Baldwin's Alexander Ahearne bumps the ball against Massapequa

Baldwin's Alexander Ahearne bumps the ball against Massapequa in the Nassau Class AA finals at SUNY Westbury on Tuesday, Nov. 4, 2014. Credit: Andrew Theodorakis

Projections are often dangerously bold and unsafe for coaches to dish out, but Baldwin senior Allie Ahearne is on board entirely with what volleyball coach Luis Sepulveda claims is a three-year plan.

"In a couple of years, he'll bring Baldwin to the top," the libero and outside hitter said.

Sepulveda took over Baldwin's middle school girls' program last season in hopes of installing a system so that he can develop a program within the district.

Baldwin is almost always a fringe playoff contender, but the school has never been able to withstand the might of Massapequa, winner of 15 straight Nassau County championships.

Sepulveda's goal is simple: take down the champs.
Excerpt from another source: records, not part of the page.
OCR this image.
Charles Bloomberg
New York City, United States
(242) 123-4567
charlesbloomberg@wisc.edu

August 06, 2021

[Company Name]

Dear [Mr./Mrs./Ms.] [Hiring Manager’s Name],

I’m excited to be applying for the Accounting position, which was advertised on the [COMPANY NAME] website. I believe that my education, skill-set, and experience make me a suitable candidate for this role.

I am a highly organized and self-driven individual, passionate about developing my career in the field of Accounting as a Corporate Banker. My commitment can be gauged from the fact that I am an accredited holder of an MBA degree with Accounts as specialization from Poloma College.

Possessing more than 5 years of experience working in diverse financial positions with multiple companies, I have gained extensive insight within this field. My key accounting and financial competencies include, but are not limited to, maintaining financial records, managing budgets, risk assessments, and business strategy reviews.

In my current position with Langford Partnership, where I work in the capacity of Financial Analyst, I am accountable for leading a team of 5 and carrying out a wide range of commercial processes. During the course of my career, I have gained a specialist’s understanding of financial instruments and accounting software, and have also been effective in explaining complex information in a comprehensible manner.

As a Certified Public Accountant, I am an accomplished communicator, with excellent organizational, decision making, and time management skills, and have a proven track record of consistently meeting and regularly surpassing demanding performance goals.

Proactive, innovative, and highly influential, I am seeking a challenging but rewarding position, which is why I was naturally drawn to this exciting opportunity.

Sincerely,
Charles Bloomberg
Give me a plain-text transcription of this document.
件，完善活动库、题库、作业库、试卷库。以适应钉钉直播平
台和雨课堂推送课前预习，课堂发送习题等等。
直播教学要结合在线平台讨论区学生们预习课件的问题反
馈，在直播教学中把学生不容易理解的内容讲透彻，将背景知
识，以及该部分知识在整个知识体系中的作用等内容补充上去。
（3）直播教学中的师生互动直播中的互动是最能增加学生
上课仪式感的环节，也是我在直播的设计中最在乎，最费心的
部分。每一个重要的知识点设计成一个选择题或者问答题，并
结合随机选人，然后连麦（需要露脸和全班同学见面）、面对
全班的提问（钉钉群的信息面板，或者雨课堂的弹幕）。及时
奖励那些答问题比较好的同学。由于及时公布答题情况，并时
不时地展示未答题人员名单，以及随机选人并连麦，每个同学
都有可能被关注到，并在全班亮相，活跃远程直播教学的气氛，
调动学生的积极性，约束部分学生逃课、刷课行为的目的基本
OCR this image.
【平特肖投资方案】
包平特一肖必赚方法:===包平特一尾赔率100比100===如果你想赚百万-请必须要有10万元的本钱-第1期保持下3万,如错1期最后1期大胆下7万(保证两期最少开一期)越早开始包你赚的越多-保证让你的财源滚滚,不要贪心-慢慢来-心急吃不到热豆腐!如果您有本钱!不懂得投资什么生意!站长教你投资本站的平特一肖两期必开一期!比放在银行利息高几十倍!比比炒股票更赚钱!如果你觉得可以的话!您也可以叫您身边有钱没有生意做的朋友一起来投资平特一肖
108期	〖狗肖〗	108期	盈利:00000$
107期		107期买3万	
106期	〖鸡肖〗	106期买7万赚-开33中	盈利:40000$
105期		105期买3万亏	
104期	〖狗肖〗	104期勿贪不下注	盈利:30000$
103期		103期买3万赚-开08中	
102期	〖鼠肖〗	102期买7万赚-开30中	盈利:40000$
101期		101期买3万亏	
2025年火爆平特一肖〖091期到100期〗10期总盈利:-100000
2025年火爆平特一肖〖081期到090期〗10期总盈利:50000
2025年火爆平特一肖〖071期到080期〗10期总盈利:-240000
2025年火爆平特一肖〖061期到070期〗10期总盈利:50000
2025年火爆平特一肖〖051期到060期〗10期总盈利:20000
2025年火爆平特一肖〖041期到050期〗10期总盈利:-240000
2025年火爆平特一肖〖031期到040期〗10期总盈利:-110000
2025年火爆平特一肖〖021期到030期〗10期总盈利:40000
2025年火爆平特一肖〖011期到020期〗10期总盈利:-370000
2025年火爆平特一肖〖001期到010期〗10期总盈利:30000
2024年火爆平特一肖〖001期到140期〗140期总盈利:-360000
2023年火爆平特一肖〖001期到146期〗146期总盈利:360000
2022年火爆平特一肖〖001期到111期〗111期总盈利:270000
His plan is to teach the players at Baldwin Middle School all the basic fundamentals of the game that he expects them to know by the time they make it to the varsity level. At that point, his hope is to be able to handpick his team based on those who best grasp his system.

It's easier said than done, but Sepulveda is modeling his approach after that of the woman at the helm of the team he's chasing.

"When you've been at the helm of a program for a long time like CarolAnn Habeeb has, everyone wants to be like her or try to emulate that program," Sepulveda said. "She's built a juggernaut."

According to Sepulveda, Habeeb is very hands on at the lower levels of her program in an effort to preach excellence early on. That's now his goal as well.

Ahearne is an integral part of the equation, as she helps teach those in the middle school.

"She understands my philosophy," Sepulveda said. "She can take them and show them exactly what she's been taught as a player."

Sepulveda, Ahearne and all those involved with the progression of the younger players have already seen the fruits of their labor. Sepulveda said that nearly ¾ of his junior varsity team are middle schoolers who have been brought up this season. And that infusion of young talent excites him.

"Within two years, those girls will be developed, and we'll have a powerhouse for years to come," Sepulveda said.

Even with an influx of talent, Baldwin may still struggle against a Massapequa team that consistently boasts some of the best depth on Long Island.

"They're a pretty balanced team," Ahearne said. "There are definitely a few who stand out, but they're definitely balanced."

Sepulveda admitted that Massapequa is worth the hype they've been given early on this season. But as for the future of these two programs, Sepulveda said that Massapequa wouldn't have the edge for long.

As soon as his young players meet their potential, it could be an entirely different narrative.